The shawarma place is more convenient: steps away from home, buses stop right at it, and it's a much smaller environment than the mall food court, so the chances of a girl getting caught are pretty slim unless she's from my immediate neighbourhood. But I prefer not eating, because it could tie us up longer, she may not feel like eating, and it's a bit of a bait-and-switch when the idea I presented was coffee. It's not much of a coffee place, either.
There's also a family-run diner place an 0.3mi/0.5km walk, and they do have coffee but the place is often busy and not very private, although the chances of the bulk of the people in there knowing her are pretty slim I'd say. But it seems strange going to a family diner for coffee when there are coffee shops all over the place. (Just not a very short walk from me, UGH!)
And then there's how the girl gets home. I'm a 1.4mi/2.2km walk from a station from which she can catch a train to rendezvous with her car in Littleton. But it's almost a mandatory walk, because the bus routes required to do it would be much more indirect (two buses totalling 2mi/3.2km, about a half-hour counting the two waits). The walk cuts through some small streets so I'd be best to walk her there.
My biggest concern is timing. She might not even get to my area until 4:30-5pm.

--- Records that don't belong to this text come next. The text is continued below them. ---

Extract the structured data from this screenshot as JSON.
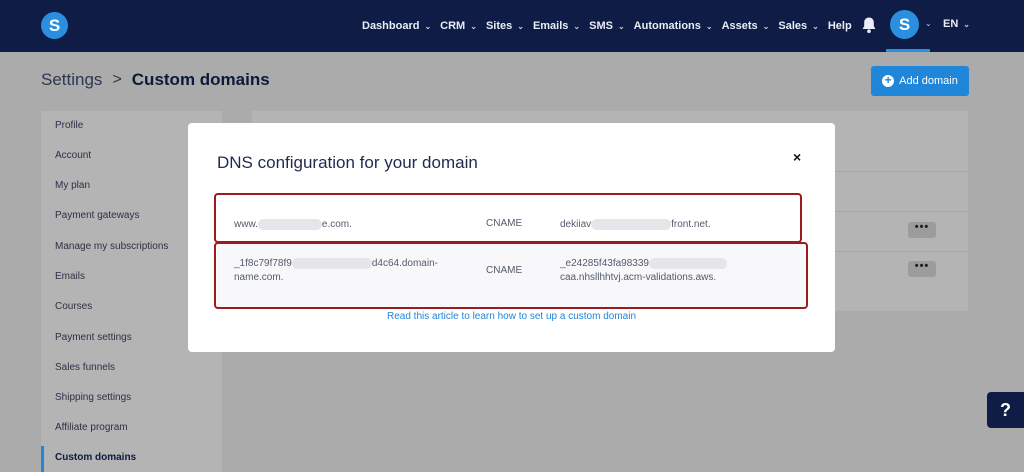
{
  "topbar": {
    "logo": "S",
    "nav": [
      "Dashboard",
      "CRM",
      "Sites",
      "Emails",
      "SMS",
      "Automations",
      "Assets",
      "Sales",
      "Help"
    ],
    "nav_has_dropdown": [
      true,
      true,
      true,
      true,
      true,
      true,
      true,
      true,
      false
    ],
    "avatar": "S",
    "language": "EN"
  },
  "header": {
    "breadcrumb_root": "Settings",
    "breadcrumb_sep": ">",
    "breadcrumb_current": "Custom domains",
    "add_button": "Add domain"
  },
  "sidebar": {
    "items": [
      "Profile",
      "Account",
      "My plan",
      "Payment gateways",
      "Manage my subscriptions",
      "Emails",
      "Courses",
      "Payment settings",
      "Sales funnels",
      "Shipping settings",
      "Affiliate program",
      "Custom domains"
    ],
    "active": "Custom domains"
  },
  "panel": {
    "more_label": "•••"
  },
  "modal": {
    "title": "DNS configuration for your domain",
    "close": "×",
    "records": [
      {
        "host_start": "www.",
        "host_end": "e.com.",
        "type": "CNAME",
        "value_start": "dekiiav",
        "value_end": "front.net."
      },
      {
        "host_start": "_1f8c79f78f9",
        "host_end": "d4c64.domain-name.com.",
        "type": "CNAME",
        "value_start": "_e24285f43fa98339",
        "value_end": "caa.nhsllhhtvj.acm-validations.aws."
      }
    ],
    "link": "Read this article to learn how to set up a custom domain"
  },
  "help_label": "?",
  "colors": {
    "navbar": "#0f1c45",
    "accent": "#1f86d9",
    "highlight": "#9b1c1c",
    "overlay": "#ababab"
  }
}
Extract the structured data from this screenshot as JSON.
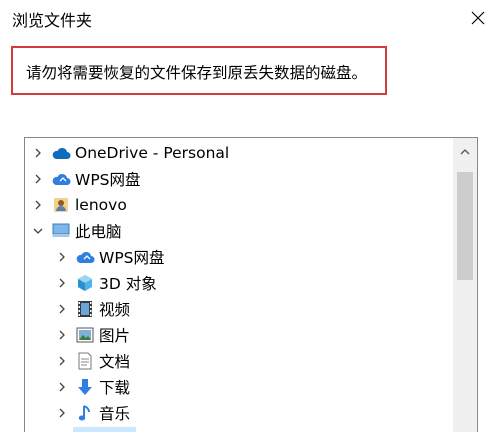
{
  "window": {
    "title": "浏览文件夹",
    "close_icon": "close-icon"
  },
  "message": {
    "text": "请勿将需要恢复的文件保存到原丢失数据的磁盘。",
    "border_color": "#d43b3b"
  },
  "tree": {
    "items": [
      {
        "label": "OneDrive - Personal",
        "icon": "cloud-icon",
        "expanded": false,
        "level": 0
      },
      {
        "label": "WPS网盘",
        "icon": "wps-cloud-icon",
        "expanded": false,
        "level": 0
      },
      {
        "label": "lenovo",
        "icon": "user-folder-icon",
        "expanded": false,
        "level": 0
      },
      {
        "label": "此电脑",
        "icon": "computer-icon",
        "expanded": true,
        "level": 0
      },
      {
        "label": "WPS网盘",
        "icon": "wps-cloud-icon",
        "expanded": false,
        "level": 1
      },
      {
        "label": "3D 对象",
        "icon": "3d-objects-icon",
        "expanded": false,
        "level": 1
      },
      {
        "label": "视频",
        "icon": "video-icon",
        "expanded": false,
        "level": 1
      },
      {
        "label": "图片",
        "icon": "pictures-icon",
        "expanded": false,
        "level": 1
      },
      {
        "label": "文档",
        "icon": "documents-icon",
        "expanded": false,
        "level": 1
      },
      {
        "label": "下载",
        "icon": "downloads-icon",
        "expanded": false,
        "level": 1
      },
      {
        "label": "音乐",
        "icon": "music-icon",
        "expanded": false,
        "level": 1
      }
    ],
    "selection_color": "#cce8ff"
  },
  "scrollbar": {
    "up_icon": "chevron-up-icon"
  }
}
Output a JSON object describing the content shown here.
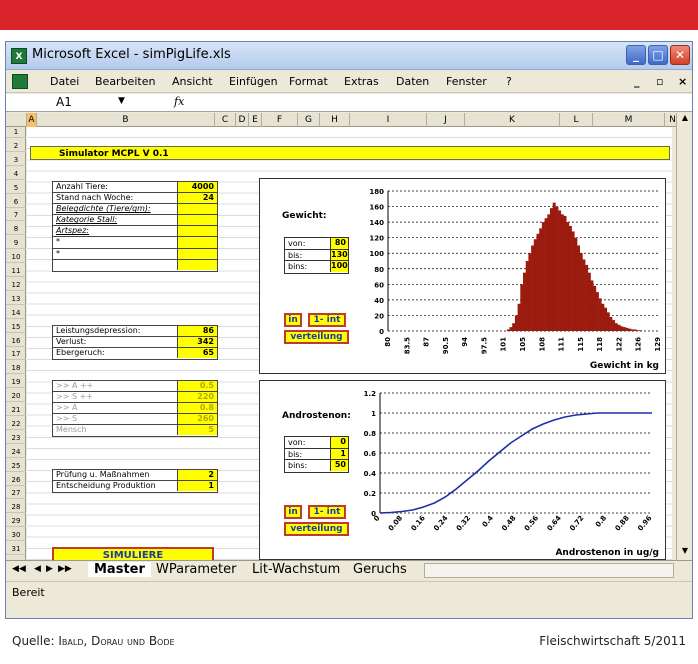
{
  "window": {
    "title": "Microsoft Excel - simPigLife.xls"
  },
  "menu": [
    "Datei",
    "Bearbeiten",
    "Ansicht",
    "Einfügen",
    "Format",
    "Extras",
    "Daten",
    "Fenster",
    "?"
  ],
  "formula_bar": {
    "cell": "A1",
    "fx": "fx"
  },
  "columns": [
    "A",
    "B",
    "C",
    "D",
    "E",
    "F",
    "G",
    "H",
    "I",
    "J",
    "K",
    "L",
    "M",
    "N"
  ],
  "rows": [
    "1",
    "2",
    "3",
    "4",
    "5",
    "6",
    "7",
    "8",
    "9",
    "10",
    "11",
    "12",
    "13",
    "14",
    "15",
    "16",
    "17",
    "18",
    "19",
    "20",
    "21",
    "22",
    "23",
    "24",
    "25",
    "26",
    "27",
    "28",
    "29",
    "30",
    "31"
  ],
  "sim_title": "Simulator MCPL V 0.1",
  "table1": [
    {
      "label": "Anzahl Tiere:",
      "value": "4000"
    },
    {
      "label": "Stand nach Woche:",
      "value": "24"
    },
    {
      "label": "Belegdichte (Tiere/qm):",
      "value": ""
    },
    {
      "label": "Kategorie Stall:",
      "value": ""
    },
    {
      "label": "Artspez:",
      "value": ""
    },
    {
      "label": "*",
      "value": ""
    },
    {
      "label": "*",
      "value": ""
    },
    {
      "label": "",
      "value": ""
    }
  ],
  "table2": [
    {
      "label": "Leistungsdepression:",
      "value": "86"
    },
    {
      "label": "Verlust:",
      "value": "342"
    },
    {
      "label": "Ebergeruch:",
      "value": "65"
    }
  ],
  "table3": [
    {
      "label": ">> A ++",
      "value": "0.5"
    },
    {
      "label": ">> S ++",
      "value": "220"
    },
    {
      "label": ">> A",
      "value": "0.8"
    },
    {
      "label": ">> S",
      "value": "260"
    },
    {
      "label": "Mensch",
      "value": "5"
    }
  ],
  "table4": [
    {
      "label": "Prüfung u. Maßnahmen",
      "value": "2"
    },
    {
      "label": "Entscheidung Produktion",
      "value": "1"
    }
  ],
  "simulate_button": "SIMULIERE",
  "chart1": {
    "title": "Gewicht:",
    "params": [
      {
        "label": "von:",
        "value": "80"
      },
      {
        "label": "bis:",
        "value": "130"
      },
      {
        "label": "bins:",
        "value": "100"
      }
    ],
    "btn_in": "in",
    "btn_int": "1- int",
    "btn_vert": "verteilung",
    "xlabel": "Gewicht in kg"
  },
  "chart2": {
    "title": "Androstenon:",
    "params": [
      {
        "label": "von:",
        "value": "0"
      },
      {
        "label": "bis:",
        "value": "1"
      },
      {
        "label": "bins:",
        "value": "50"
      }
    ],
    "btn_in": "in",
    "btn_int": "1- int",
    "btn_vert": "verteilung",
    "xlabel": "Androstenon in ug/g"
  },
  "chart_data": [
    {
      "type": "bar",
      "ylim": [
        0,
        180
      ],
      "yticks": [
        "0",
        "20",
        "40",
        "60",
        "80",
        "100",
        "120",
        "140",
        "160",
        "180"
      ],
      "xticks": [
        "80",
        "83.5",
        "87",
        "90.5",
        "94",
        "97.5",
        "101",
        "105",
        "108",
        "111",
        "115",
        "118",
        "122",
        "126",
        "129"
      ],
      "grid": true,
      "values": [
        0,
        0,
        0,
        0,
        0,
        0,
        0,
        0,
        0,
        0,
        0,
        0,
        0,
        0,
        0,
        0,
        0,
        0,
        0,
        0,
        0,
        0,
        0,
        0,
        0,
        0,
        0,
        0,
        0,
        0,
        0,
        0,
        0,
        0,
        0,
        0,
        0,
        0,
        0,
        0,
        0,
        0,
        0,
        0,
        2,
        5,
        10,
        20,
        35,
        60,
        75,
        90,
        100,
        110,
        118,
        125,
        132,
        140,
        145,
        150,
        158,
        165,
        160,
        155,
        150,
        148,
        140,
        135,
        128,
        120,
        110,
        100,
        92,
        85,
        75,
        65,
        58,
        50,
        42,
        35,
        30,
        24,
        18,
        14,
        10,
        8,
        6,
        5,
        4,
        3,
        2,
        2,
        1,
        1,
        0,
        0,
        0,
        0,
        0,
        0
      ]
    },
    {
      "type": "line",
      "ylim": [
        0,
        1.2
      ],
      "yticks": [
        "0",
        "0.2",
        "0.4",
        "0.6",
        "0.8",
        "1",
        "1.2"
      ],
      "xticks": [
        "0",
        "0.08",
        "0.16",
        "0.24",
        "0.32",
        "0.4",
        "0.48",
        "0.56",
        "0.64",
        "0.72",
        "0.8",
        "0.88",
        "0.96"
      ],
      "grid": true,
      "x": [
        0,
        0.04,
        0.08,
        0.12,
        0.16,
        0.2,
        0.24,
        0.28,
        0.32,
        0.36,
        0.4,
        0.44,
        0.48,
        0.52,
        0.56,
        0.6,
        0.64,
        0.68,
        0.72,
        0.76,
        0.8,
        0.84,
        0.88,
        0.92,
        0.96,
        1.0
      ],
      "y": [
        0,
        0.005,
        0.015,
        0.03,
        0.06,
        0.1,
        0.16,
        0.24,
        0.33,
        0.42,
        0.52,
        0.61,
        0.7,
        0.77,
        0.84,
        0.89,
        0.93,
        0.96,
        0.98,
        0.99,
        1.0,
        1.0,
        1.0,
        1.0,
        1.0,
        1.0
      ]
    }
  ],
  "sheet_tabs": [
    "Master",
    "WParameter",
    "Lit-Wachstum",
    "Geruchs"
  ],
  "status": "Bereit",
  "caption_left_prefix": "Quelle: ",
  "caption_left_names": "Ibald, Dorau und Bode",
  "caption_right": "Fleischwirtschaft 5/2011"
}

So it could be 5:30pm before I even put out the idea of coming over, and 5:45pm before we get there, and she's going to be well aware of the added time required to get to a train station after. Ordinarily, I would consider this ok, but this girl is married, so I don't know what kind of time constraints she's operating under. It could be that she'll readily make up an excuse to get home as late as she feels like. Or it could be that she's expecting to just do a brief meet and then find her way straight home early enough to not arouse suspicion.
Another option would be to meet her near her work and then take an Uber to my home with her. That's about a half-hour drive maybe, but I'm not sure how long an Uber would take to show. And that still doesn't necessarily buy enough time if she had assumed it was just a short meet.
Ideally, she knows what this is about and is not going to schedule something that isn't going to work time-wise. Indeed, science says that she's quite likely to want sex with a man other than her husband, but she's not necessarily aware of this consciously, so I can't necessarily trust her to do the right thing and make sure we have plenty of time.
Thus my main question: is there some way I can screen for meet opportunities having enough time? I'm almost tempted to write her, "when do you have to be home on X?" Hahahaha, but that's a little too bait, no?! Or do I just go in blind on the pretence of meeting for coffee and hope she'll stretch the time as needed?